Akibat dari munculnya sikap
fanatik dan sektarianisme inilah muncul kelompok moderat yang cenderung untuk
dimensi atau mengambil jalan tengah yang berusaha untuk merespon fanatiseme
tersebut. Sehingga kedua arus berpikir tersebut ternyata sama memberikan warna
tertentu terhadap penafsiran yang mereka lakukan masing-masing. Selain itu pada
periode pertengahan antara politik dan agama yang telah menyatu sulit untuk
dipisahkan. Dan tampaknya antara agama dan politik untuk sama-sama saling
memanfaatkan sebagai usaha untuk merebut hati masyarakat.
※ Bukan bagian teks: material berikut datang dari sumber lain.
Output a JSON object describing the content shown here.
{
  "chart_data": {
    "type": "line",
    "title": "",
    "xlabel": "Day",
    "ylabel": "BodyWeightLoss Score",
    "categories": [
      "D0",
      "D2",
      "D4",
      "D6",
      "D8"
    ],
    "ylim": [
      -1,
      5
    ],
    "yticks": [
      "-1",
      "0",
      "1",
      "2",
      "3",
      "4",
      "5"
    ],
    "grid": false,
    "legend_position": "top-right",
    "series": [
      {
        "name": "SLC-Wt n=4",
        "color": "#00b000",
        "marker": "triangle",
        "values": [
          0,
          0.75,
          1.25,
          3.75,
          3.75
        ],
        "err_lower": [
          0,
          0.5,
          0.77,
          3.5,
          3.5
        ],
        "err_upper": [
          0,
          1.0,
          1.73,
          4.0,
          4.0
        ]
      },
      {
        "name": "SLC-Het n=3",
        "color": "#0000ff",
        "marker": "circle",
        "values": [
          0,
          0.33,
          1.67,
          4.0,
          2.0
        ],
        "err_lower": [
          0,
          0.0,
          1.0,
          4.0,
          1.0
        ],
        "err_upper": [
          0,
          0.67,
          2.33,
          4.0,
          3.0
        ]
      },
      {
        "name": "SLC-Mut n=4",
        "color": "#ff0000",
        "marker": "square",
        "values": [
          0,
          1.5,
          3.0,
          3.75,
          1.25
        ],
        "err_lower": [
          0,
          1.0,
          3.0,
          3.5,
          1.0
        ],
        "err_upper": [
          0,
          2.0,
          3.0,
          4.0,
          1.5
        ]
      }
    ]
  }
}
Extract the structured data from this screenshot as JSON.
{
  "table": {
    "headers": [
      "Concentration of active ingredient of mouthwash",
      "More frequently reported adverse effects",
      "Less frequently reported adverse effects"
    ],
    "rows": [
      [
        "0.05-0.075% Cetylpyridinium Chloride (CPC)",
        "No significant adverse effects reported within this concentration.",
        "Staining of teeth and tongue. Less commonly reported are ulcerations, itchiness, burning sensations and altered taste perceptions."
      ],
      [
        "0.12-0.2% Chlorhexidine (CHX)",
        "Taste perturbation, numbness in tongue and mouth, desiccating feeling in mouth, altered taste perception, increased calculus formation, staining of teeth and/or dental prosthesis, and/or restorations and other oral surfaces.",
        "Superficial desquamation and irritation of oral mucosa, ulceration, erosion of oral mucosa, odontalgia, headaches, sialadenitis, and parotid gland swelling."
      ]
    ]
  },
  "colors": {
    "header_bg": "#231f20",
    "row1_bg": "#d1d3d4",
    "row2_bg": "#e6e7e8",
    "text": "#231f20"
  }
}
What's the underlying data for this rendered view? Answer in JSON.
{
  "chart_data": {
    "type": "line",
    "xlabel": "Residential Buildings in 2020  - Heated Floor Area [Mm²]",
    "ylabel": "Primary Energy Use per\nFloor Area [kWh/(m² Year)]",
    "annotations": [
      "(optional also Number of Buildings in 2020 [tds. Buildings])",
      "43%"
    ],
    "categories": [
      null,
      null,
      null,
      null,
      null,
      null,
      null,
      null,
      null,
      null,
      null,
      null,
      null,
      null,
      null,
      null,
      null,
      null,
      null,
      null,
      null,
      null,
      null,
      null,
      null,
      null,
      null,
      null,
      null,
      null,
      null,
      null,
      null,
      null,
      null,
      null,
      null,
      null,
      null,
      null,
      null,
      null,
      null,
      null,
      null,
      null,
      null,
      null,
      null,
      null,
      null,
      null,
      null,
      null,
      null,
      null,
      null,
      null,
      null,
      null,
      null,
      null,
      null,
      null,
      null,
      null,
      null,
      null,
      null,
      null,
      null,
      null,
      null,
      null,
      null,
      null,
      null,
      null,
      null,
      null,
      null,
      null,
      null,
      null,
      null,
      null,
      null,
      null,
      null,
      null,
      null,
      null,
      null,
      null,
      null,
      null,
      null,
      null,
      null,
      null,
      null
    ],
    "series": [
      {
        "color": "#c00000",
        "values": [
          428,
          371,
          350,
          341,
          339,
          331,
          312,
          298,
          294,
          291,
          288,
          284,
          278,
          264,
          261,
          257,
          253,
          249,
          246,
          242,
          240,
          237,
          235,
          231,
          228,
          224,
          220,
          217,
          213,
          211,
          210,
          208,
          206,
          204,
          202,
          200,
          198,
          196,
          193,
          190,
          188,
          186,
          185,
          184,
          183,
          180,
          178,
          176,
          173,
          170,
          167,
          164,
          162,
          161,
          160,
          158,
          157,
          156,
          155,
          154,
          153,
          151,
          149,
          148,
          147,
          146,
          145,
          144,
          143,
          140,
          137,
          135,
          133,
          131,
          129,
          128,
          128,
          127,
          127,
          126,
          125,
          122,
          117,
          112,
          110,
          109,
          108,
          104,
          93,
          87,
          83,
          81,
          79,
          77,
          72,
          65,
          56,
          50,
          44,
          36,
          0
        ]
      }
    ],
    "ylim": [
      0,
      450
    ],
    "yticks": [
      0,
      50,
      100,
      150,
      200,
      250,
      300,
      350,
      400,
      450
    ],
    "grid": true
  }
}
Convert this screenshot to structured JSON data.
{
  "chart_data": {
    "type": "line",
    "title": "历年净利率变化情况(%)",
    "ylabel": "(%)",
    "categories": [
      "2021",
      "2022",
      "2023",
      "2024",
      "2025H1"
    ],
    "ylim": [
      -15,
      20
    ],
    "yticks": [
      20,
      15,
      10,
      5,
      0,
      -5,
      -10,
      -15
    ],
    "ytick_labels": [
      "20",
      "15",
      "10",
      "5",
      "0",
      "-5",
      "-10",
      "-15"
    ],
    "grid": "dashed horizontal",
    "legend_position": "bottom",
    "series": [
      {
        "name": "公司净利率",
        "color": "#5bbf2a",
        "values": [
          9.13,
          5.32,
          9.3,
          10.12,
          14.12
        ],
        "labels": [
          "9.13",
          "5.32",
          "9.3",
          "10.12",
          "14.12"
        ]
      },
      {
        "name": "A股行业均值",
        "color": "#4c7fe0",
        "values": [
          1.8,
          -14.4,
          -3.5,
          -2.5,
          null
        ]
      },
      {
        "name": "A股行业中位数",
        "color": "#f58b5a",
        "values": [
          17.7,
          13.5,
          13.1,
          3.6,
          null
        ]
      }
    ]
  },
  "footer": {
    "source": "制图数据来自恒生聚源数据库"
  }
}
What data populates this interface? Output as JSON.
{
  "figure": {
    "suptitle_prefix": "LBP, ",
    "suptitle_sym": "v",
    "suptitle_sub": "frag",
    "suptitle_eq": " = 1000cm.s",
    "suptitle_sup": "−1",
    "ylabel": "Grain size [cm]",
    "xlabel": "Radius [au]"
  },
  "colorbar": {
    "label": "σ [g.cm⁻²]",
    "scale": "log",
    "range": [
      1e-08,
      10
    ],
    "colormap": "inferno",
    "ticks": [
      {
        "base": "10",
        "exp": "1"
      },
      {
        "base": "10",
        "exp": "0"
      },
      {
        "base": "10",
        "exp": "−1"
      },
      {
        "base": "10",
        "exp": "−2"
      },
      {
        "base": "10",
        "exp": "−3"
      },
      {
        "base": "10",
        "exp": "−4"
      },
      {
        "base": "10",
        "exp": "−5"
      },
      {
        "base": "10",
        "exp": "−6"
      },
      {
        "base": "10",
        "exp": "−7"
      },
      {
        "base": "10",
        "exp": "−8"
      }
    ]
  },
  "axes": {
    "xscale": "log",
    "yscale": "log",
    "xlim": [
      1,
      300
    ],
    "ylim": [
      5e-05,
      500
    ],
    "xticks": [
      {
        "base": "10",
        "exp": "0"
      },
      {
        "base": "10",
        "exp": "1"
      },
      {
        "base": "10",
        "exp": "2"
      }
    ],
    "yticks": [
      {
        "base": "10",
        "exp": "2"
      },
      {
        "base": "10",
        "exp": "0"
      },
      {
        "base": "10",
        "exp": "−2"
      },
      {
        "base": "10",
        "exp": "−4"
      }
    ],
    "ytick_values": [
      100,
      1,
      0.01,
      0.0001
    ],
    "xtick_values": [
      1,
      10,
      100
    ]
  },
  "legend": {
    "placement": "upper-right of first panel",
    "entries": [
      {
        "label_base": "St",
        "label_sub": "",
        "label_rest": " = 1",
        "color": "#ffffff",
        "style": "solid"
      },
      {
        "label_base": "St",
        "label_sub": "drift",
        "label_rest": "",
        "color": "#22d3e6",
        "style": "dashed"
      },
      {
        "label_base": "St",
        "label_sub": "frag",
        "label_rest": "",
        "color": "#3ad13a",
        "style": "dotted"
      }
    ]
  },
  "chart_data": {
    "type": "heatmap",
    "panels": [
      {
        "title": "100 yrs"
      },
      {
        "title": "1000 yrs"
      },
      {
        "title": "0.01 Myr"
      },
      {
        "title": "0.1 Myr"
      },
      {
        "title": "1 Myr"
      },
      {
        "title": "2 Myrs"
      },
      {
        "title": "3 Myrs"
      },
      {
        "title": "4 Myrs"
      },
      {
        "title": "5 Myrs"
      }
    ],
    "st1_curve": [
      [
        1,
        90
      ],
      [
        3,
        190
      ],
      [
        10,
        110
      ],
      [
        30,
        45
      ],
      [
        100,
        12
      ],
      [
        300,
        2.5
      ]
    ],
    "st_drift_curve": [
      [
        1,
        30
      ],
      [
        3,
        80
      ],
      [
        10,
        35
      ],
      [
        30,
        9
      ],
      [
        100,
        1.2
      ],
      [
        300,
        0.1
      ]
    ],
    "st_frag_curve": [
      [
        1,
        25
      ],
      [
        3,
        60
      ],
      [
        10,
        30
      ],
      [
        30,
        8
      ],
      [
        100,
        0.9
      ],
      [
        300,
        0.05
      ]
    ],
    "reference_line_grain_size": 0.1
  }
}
Sedangkan dalam kamus besar
bahasa Indonesia sektarian diartikan sebagai sesuatu yang berkaitan dengan
anggota (pendukung/penganut), dan terkukung pada satu sekte, mazhab/aliran saja.[4] Adapun
mengenai nama sektarian sendiri merupakan hasil asumsi dari seorang tokoh orientalis
dari Hungaria yang lahir pada tahun 1850 Masehi, yang bernama Ignaz Goldziher
dalam salah satu karyanya yang berjudul “Richtungen der Islamischen
Koranauslegung”, dalam karyanya tersebut Ignaz mengatakan bahwa ada lima
kecenderungan dalam penafsiran al-Qur’an yaitu penafsiran dengan bantuan hadis
Nabi dan sahabat, penafsiran dogmatis, penafsiran mistik, penafsiran sektarian,
dan penafsiran modernis.[5] Tiga
aliran pertama senada dengan corak masing-masing watak kesarjanaan muslim yaitu
tafsīr bi-al-riwāyah, tafsīr bi al-dirāyah, dan tafsīr bi al-isyārah.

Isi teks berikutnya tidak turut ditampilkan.